I'm keeping this thread active in hopes of hearing from more women who have reached at least five years with metastatic breast cancer that was diagnosed as ER positive and Her2 negative, and whose first (or only) metastasis site is liver. I have found it much easier to find stories of longevity for those who started with bone mets, even if liver mets came later. And for those with liver mets who are Her2 positive, it seems the Her2 meds can be almost miraculous and last for many years. But I hadn't seen many like me, ER+ Her2- with liver mets at mbc diagnosis, who had reached five years yet, so that's why I started this thread. So far scoobie, nbnotes, and Bunsuela get the special gold pin. Thanks for showing us what is possible.
Edited to ask Mamita, liver mets since 2012?
Jun 12, 2018 12:38PM MuddlingThrough wrote:
Thank you for that link! I'm only a few months in but I hope they find many long-term survivors to participate.

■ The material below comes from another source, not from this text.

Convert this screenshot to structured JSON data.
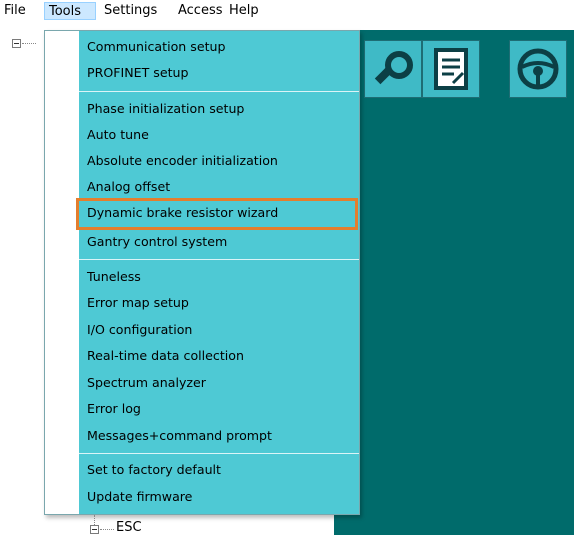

It already helps to know they exist but it's exciting to think what researchers could discover to help all of us.
Jun 17, 2018 01:13AM ShetlandPony wrote:
When I began reading the article, I was for a moment put off by the fact that the example of a long-term survivor was of a women with bone mets, not liver mets. But then the article went on to describe a study of "extreme survivors" of metastatic breast cancer. In an effort to identify what may help other patients, it will be looking at many things that might affect survival length, such as genetics, immune system, treatments and habits (diet, exercise, etc).
Jul 6, 2018 06:46AM SandiBeach57 wrote:
I am bumping this thread to see if anyone else can respond to question: ER+, HER2-, liver mets and 5+ years out from this diagnoses.
I am now 22 months out from dx and could use the inspiration.